Go Set a Watchman is Harper Lee’s prequel novel to the literary classic To Kill a Mockingbird. Although the first draft manuscript of Go Set a Watchman was written prior to To Kill a Mockingbird, it took 55 years to be published.
I actually put off reading Go Set a Watchman for a week after its release because I dreaded writing this review. Unfortunately, as I feared, the first draft status of the manuscript shows and mars what might have been another classic. I also experienced mixed feelings regarding the propriety of reading the novel because I feel that at the age of 89, it is questionable just how involved Harper Lee was in the decision to publish this novel.

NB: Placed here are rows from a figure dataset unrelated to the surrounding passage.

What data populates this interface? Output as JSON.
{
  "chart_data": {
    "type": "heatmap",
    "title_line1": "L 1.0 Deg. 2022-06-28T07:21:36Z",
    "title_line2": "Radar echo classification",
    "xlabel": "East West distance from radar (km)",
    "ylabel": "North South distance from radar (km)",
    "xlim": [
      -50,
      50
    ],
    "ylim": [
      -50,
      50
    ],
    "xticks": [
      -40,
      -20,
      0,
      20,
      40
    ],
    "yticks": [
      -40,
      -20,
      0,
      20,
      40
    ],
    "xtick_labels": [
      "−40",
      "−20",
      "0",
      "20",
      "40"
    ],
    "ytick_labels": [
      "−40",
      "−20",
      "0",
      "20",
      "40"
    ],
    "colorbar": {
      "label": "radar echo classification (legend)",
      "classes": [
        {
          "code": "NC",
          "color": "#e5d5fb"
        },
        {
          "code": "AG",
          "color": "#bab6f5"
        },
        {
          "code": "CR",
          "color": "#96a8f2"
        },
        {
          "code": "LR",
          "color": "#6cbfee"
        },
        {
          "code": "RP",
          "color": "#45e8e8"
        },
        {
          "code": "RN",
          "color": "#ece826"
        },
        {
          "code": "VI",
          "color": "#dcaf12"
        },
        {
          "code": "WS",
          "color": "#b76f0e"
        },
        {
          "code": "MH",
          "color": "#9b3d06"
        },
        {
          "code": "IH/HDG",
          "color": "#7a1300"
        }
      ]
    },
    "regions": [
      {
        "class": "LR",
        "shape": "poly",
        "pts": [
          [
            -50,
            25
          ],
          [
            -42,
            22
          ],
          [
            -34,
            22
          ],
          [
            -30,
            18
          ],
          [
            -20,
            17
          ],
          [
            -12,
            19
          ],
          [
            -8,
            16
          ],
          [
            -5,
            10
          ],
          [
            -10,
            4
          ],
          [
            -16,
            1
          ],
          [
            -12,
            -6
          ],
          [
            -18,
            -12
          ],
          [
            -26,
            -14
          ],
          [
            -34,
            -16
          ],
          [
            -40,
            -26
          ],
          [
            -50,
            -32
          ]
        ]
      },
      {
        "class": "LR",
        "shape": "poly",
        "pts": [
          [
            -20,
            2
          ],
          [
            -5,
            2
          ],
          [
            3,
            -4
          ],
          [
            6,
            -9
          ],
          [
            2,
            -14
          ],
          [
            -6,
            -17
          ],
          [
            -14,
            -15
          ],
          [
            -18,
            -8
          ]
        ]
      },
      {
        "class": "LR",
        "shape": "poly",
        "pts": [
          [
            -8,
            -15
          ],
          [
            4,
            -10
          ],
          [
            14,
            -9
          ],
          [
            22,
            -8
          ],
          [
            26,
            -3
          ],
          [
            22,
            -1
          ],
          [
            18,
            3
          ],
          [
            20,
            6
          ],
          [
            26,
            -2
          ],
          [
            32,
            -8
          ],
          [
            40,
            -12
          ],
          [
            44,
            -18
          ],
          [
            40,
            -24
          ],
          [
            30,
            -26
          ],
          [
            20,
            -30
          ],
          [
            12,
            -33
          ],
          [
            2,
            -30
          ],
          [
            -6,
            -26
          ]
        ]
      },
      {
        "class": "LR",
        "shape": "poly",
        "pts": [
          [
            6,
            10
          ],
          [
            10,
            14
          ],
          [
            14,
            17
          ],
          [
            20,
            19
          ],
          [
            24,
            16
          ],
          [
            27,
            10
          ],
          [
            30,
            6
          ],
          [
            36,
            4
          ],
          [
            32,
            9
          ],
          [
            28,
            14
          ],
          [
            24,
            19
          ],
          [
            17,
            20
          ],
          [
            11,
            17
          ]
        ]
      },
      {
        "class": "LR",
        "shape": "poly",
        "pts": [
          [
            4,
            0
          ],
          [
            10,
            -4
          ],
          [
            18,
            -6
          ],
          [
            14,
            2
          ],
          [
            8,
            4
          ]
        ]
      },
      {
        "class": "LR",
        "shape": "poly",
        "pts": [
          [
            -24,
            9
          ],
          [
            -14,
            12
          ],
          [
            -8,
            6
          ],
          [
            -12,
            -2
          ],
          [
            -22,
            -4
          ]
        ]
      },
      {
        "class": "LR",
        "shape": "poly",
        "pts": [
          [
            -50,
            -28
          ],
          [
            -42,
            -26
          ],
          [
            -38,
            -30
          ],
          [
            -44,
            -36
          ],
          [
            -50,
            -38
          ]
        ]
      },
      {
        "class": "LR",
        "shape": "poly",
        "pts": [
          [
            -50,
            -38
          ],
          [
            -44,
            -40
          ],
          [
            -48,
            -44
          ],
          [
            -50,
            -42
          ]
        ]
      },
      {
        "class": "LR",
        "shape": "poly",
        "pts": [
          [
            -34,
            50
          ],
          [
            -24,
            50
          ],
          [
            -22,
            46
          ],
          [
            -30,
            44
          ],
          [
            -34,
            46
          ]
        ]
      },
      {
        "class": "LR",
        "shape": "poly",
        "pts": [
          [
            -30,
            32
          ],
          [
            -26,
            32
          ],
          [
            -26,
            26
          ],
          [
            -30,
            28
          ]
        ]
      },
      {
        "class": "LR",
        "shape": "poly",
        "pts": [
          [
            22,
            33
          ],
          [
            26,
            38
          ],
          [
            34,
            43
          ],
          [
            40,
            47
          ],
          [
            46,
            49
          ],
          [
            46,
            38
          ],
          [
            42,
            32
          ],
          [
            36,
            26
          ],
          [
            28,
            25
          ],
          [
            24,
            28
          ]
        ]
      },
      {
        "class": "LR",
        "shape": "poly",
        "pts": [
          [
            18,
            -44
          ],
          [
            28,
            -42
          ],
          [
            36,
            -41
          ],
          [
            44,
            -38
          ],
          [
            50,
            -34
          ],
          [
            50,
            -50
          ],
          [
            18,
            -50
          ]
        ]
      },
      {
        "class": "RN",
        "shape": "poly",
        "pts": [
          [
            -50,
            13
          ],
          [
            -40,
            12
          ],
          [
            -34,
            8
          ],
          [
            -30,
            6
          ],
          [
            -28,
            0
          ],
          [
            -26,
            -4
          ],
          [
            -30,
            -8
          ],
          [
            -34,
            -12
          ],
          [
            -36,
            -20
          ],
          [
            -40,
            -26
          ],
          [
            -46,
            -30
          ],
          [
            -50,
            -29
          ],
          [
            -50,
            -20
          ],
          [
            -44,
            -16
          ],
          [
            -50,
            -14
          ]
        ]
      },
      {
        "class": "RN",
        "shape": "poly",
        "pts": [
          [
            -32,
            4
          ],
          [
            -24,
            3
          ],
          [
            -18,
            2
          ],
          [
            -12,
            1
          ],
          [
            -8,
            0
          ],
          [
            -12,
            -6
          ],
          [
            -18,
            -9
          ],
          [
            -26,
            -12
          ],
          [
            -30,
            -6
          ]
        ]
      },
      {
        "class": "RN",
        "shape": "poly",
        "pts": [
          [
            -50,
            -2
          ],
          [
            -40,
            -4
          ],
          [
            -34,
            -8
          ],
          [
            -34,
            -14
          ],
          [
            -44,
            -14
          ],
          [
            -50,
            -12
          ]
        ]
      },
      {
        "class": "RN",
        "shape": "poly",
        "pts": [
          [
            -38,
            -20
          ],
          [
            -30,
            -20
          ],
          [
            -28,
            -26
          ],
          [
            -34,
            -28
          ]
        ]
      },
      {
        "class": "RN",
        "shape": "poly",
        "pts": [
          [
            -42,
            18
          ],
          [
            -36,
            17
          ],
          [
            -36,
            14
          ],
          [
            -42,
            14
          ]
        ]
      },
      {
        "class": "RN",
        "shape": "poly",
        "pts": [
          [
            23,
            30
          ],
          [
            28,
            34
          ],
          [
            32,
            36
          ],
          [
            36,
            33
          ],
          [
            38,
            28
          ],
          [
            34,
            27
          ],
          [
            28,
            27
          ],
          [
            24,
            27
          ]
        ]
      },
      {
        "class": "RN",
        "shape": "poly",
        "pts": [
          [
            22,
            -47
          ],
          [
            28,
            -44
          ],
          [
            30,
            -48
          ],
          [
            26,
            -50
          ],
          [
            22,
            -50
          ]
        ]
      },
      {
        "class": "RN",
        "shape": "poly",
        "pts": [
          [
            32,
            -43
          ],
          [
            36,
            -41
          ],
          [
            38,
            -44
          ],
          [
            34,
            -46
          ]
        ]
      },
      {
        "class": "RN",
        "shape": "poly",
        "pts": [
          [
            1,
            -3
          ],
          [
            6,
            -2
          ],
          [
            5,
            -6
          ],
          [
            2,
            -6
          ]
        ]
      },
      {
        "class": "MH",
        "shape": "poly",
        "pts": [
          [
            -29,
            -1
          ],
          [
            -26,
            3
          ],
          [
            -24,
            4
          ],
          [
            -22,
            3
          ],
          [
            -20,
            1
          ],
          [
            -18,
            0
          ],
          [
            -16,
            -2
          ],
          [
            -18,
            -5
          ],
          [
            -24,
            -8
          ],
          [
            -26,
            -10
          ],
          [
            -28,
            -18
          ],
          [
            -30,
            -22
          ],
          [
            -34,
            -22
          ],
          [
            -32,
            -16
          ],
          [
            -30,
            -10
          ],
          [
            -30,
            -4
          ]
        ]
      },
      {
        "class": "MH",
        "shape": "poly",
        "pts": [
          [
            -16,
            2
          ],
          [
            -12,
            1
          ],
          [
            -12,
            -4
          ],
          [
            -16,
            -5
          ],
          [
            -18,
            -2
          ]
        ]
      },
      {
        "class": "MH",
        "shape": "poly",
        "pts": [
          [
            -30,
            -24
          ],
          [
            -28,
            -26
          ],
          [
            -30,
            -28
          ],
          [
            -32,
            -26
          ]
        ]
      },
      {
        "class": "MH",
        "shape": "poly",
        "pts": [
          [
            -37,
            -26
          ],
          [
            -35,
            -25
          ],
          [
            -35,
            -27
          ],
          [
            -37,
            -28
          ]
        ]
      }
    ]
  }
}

These qualms aside, my experience in reading Go Set a Watchman was heavily mixed. I devoured the book after purchasing it, mostly because I wanted so desperately to find out what had become of my favorite characters from To Kill a Mockingbird. Go Set a Watchman features and at least references many characters from Mockingbird, although some of their fates are highly depressing. The Radley’s are notable expectations and are not mentioned even once. I can’t help but wonder if the Radley’s were created after Go Set a Watchman was written and if Harper Lee created them specifically as a plot device for To Kill a Mockingbird. Go Set a Watchman also includes many flashback scenes to youthful and playful versions of Scout, Jem, and Dill that will delight many fans.
Unfortunately, some problems with Go Set a Watchman are simply too glaring to ignore. Rather than publish this draft as is, it would have been worthwhile to at least fix some of the obvious errors that Harper Lee certainly did not intend for any serious literary purpose. More difficult to mend, however, are the continuity errors with To Kill a Mockingbird. For example, Scout references a rape trial that sounds suspiciously like the Tom Robinson trial but declares that Atticus won an acquittal for his African-American client. Harper Lee, or someone close to her, really needed to deal with these issues before publication.
Finally, the big controversy over Go Set a Watchman revolves around Atticus Finch and his attitude toward race in Go Set a Watchman versus his more altruistic and progressive stance in To Kill a Mockingbird. Oddly enough, for all of the controversy it created, I think that Atticus’ racial attitudes are the least of Go Set a Watchman‘s problems. A careful reading of the climactic argument between Atticus and Scout reveals that Atticus’ views on race are more nuanced than he is given credit for. In other words, many people are jumping to conclusions about Atticus’ “racism” without seriously reading the novel and thinking in terms of the historical situations surrounding the formation of Atticus’ viewpoints. Controversy in literature often will elicit unschooled opinions from those who are not well versed in critical reading, and Go Set a Watchman is better suited to academic analysis than the accusatory cries of “racism” from the media. Go Set a Watchman is simply misunderstood, just as To Kill a Mockingbird receives frivolous challenges because of its supposed “racism.” There really is no difference.
There can be no doubt, from a literary perspective, that To Kill a Mockingbird is the superior novel and the novel that Harper Lee truly intended to publish. Go Set a Watchman represents an earlier, and less perfect, version of Harper Lee’s vision.